Foreclosure, foreclosure, foreclosure! It seems that no matter who you are or where you live, foreclosures have become a part of our everyday landscape. In the fallout of bad loans and a deepening economic crisis, an unprecedented amount of Americans now face losing their homes to foreclosure. We see it in newspapers, hear it on the news, and see signs in our neighborhoods. Despite the election of a new President and the intiation of new plans to save homes, foreclosures are still on the rise.
There are two different types of foreclosure, judicial and non-judicial. While non-judicial foreclosures are handled by a private trustee of the lender, during a judicial mortgage foreclosure, the procedure must be finalized by a court order. Whether a foreclosure is judicial or non-judicial can depend on the laws of a jurisdiction (visit www.CourtReference.com to find explanations of courts and court procedures by state). However, areas that require a judicial procedure have seen the court docket filled with up to several hundreds of foreclosure cases per day. In Lee County, Florida, which is one of the hardest hit counties for foreclosures, the court faces almost 1,000 foreclosure cases per day.
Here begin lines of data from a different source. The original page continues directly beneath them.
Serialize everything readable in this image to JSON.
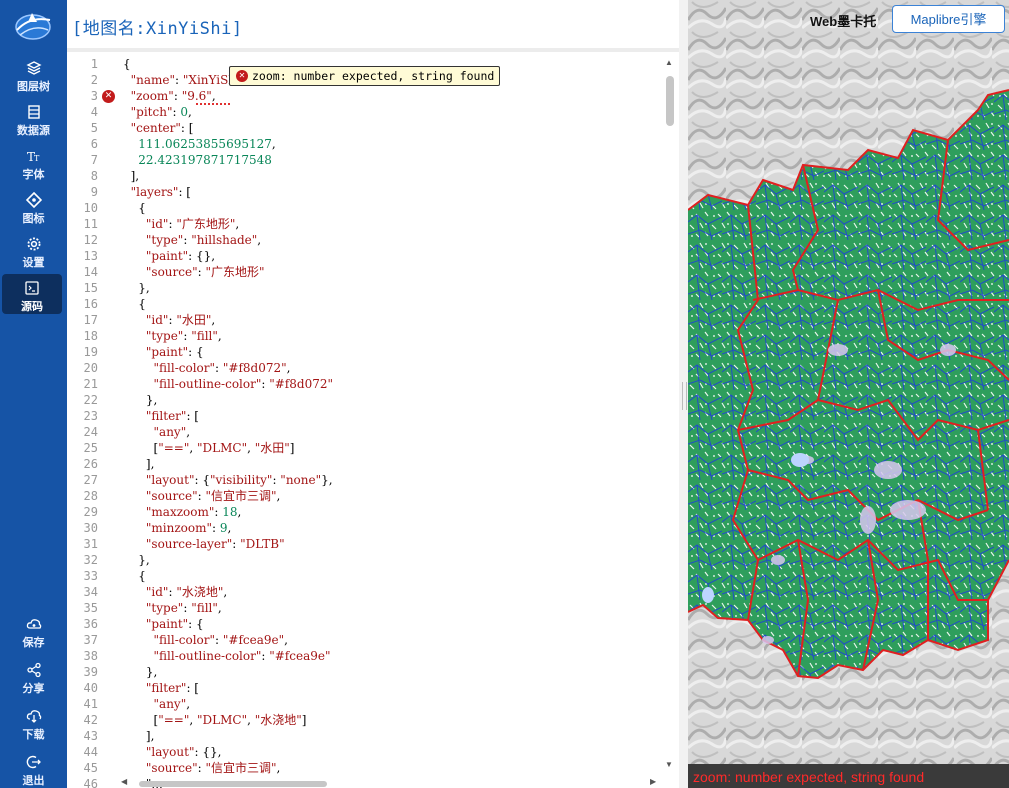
{
  "colors": {
    "sidebar": "#1654a6",
    "active_nav": "#0d2f5e",
    "title": "#1a64b9",
    "error": "#ff2a2a",
    "terrain_green": "#2e9e5c",
    "boundary_red": "#e02020",
    "boundary_blue": "#1e3cdc"
  },
  "sidebar": {
    "top_items": [
      {
        "label": "图层树",
        "icon": "layers-icon"
      },
      {
        "label": "数据源",
        "icon": "database-icon"
      },
      {
        "label": "字体",
        "icon": "font-icon"
      },
      {
        "label": "图标",
        "icon": "diamond-icon"
      },
      {
        "label": "设置",
        "icon": "gear-icon"
      },
      {
        "label": "源码",
        "icon": "terminal-icon",
        "active": true
      }
    ],
    "bottom_items": [
      {
        "label": "保存",
        "icon": "cloud-save-icon"
      },
      {
        "label": "分享",
        "icon": "share-icon"
      },
      {
        "label": "下载",
        "icon": "cloud-download-icon"
      },
      {
        "label": "退出",
        "icon": "logout-icon"
      }
    ]
  },
  "editor": {
    "title": "[地图名:XinYiShi]",
    "error_tooltip": "zoom: number expected, string found",
    "error_line": 3,
    "lines": [
      "{",
      "  \"name\": \"XinYiShi\",",
      "  \"zoom\": \"9.6\",",
      "  \"pitch\": 0,",
      "  \"center\": [",
      "    111.06253855695127,",
      "    22.423197871717548",
      "  ],",
      "  \"layers\": [",
      "    {",
      "      \"id\": \"广东地形\",",
      "      \"type\": \"hillshade\",",
      "      \"paint\": {},",
      "      \"source\": \"广东地形\"",
      "    },",
      "    {",
      "      \"id\": \"水田\",",
      "      \"type\": \"fill\",",
      "      \"paint\": {",
      "        \"fill-color\": \"#f8d072\",",
      "        \"fill-outline-color\": \"#f8d072\"",
      "      },",
      "      \"filter\": [",
      "        \"any\",",
      "        [\"==\", \"DLMC\", \"水田\"]",
      "      ],",
      "      \"layout\": {\"visibility\": \"none\"},",
      "      \"source\": \"信宜市三调\",",
      "      \"maxzoom\": 18,",
      "      \"minzoom\": 9,",
      "      \"source-layer\": \"DLTB\"",
      "    },",
      "    {",
      "      \"id\": \"水浇地\",",
      "      \"type\": \"fill\",",
      "      \"paint\": {",
      "        \"fill-color\": \"#fcea9e\",",
      "        \"fill-outline-color\": \"#fcea9e\"",
      "      },",
      "      \"filter\": [",
      "        \"any\",",
      "        [\"==\", \"DLMC\", \"水浇地\"]",
      "      ],",
      "      \"layout\": {},",
      "      \"source\": \"信宜市三调\",",
      "      \"..."
    ]
  },
  "map": {
    "label": "Web墨卡托",
    "engine_button": "Maplibre引擎",
    "error_text": "zoom: number expected, string found"
  }
}
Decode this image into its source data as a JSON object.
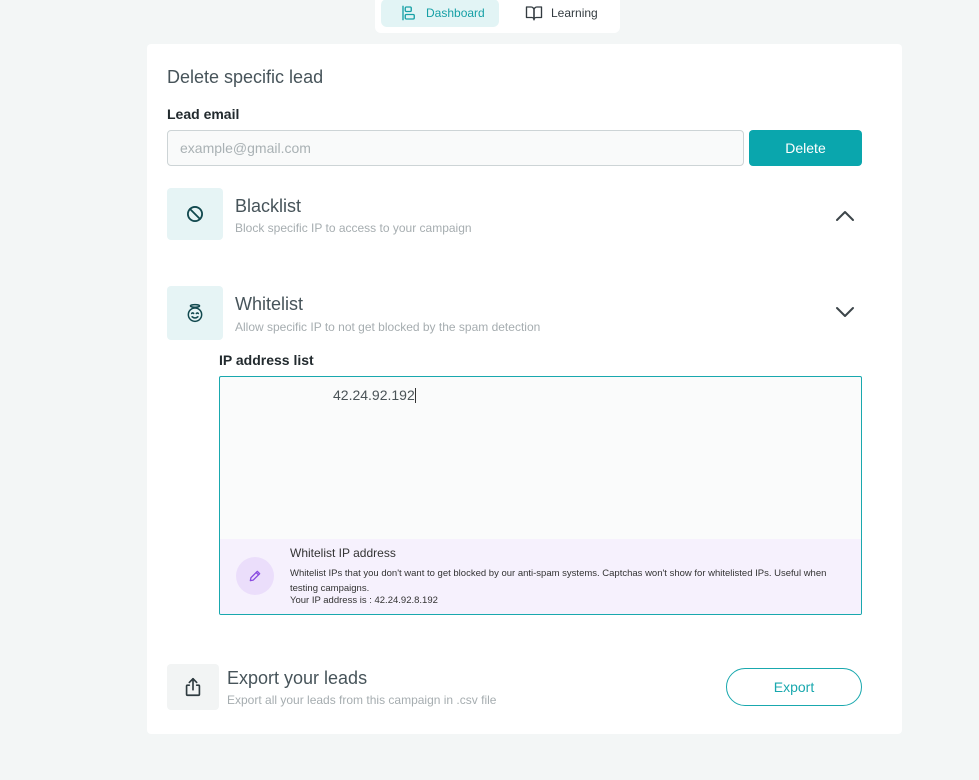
{
  "nav": {
    "tabs": [
      {
        "label": "Dashboard",
        "icon": "dashboard-icon",
        "active": true
      },
      {
        "label": "Learning",
        "icon": "book-open-icon",
        "active": false
      }
    ]
  },
  "delete_section": {
    "title": "Delete specific lead",
    "email_label": "Lead email",
    "email_placeholder": "example@gmail.com",
    "email_value": "",
    "delete_button": "Delete"
  },
  "blacklist": {
    "title": "Blacklist",
    "subtitle": "Block specific IP to access to your campaign",
    "icon": "ban-icon",
    "expanded_chevron": "chevron-up-icon"
  },
  "whitelist": {
    "title": "Whitelist",
    "subtitle": "Allow specific IP to not get blocked by the spam detection",
    "icon": "angel-face-icon",
    "chevron": "chevron-down-icon",
    "ip_list_label": "IP address list",
    "ip_list_value": "42.24.92.192",
    "info": {
      "title": "Whitelist IP address",
      "description": "Whitelist IPs that you don't want to get blocked by our anti-spam systems. Captchas won't show for whitelisted IPs. Useful when testing campaigns.",
      "your_ip": "Your IP address is : 42.24.92.8.192",
      "icon": "pencil-icon"
    }
  },
  "export": {
    "title": "Export your leads",
    "subtitle": "Export all your leads from this campaign in .csv file",
    "button": "Export",
    "icon": "upload-share-icon"
  },
  "colors": {
    "accent": "#0aa6ad",
    "page_bg": "#f3f6f6",
    "info_bg": "#f6f1fd"
  }
}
The Lee County court has been so bombarded with the number of foreclosure cases that have even asked retired judges to return to assist with numerous foreclosure proceedings. However, the additional judges still have not been enough to hear the thousands of foreclosure cases sitting on the court docket. As a result, the court has adopted a new method of resolving foreclosure cases called “rocket docket.” With the rocket docket system, a foreclosure case hearing can take as little as 20 minutes. If you are a defendant in a foreclosure case in Lee County, you will essentially be asked two questions: Are you behind on your mortgage payements and do you live in your home? Cases where the a defendant admits to being behind on their payments likely result in a judgement of foreclosure and a requirement to vacate the house within 60 days if they cannot work out a plan with the bank.
There is not much room for factual arguments or problem solving in this”rocket docket” procedure. It is is a fast and simple procedure that often leaves the homeowners feeling that they didn’t quite have their day in court. After all, how much can really be explained in 20 minutes. Yet, the court rationalizes that if the homeowner in fact has not paid their mortgage, there is not much left for the court to do but grant the foreclosure. Many believe this is the best way to get these matters resolved quickly and put the homes back on the market because staying in a home they cannot afford is not necessarily the solution either. In the end, perhaps it is simply that the court is finding a more efficient way to do its job, and it is really the responsibility of the banks/lenders to create actual solutions to the mortgage mess.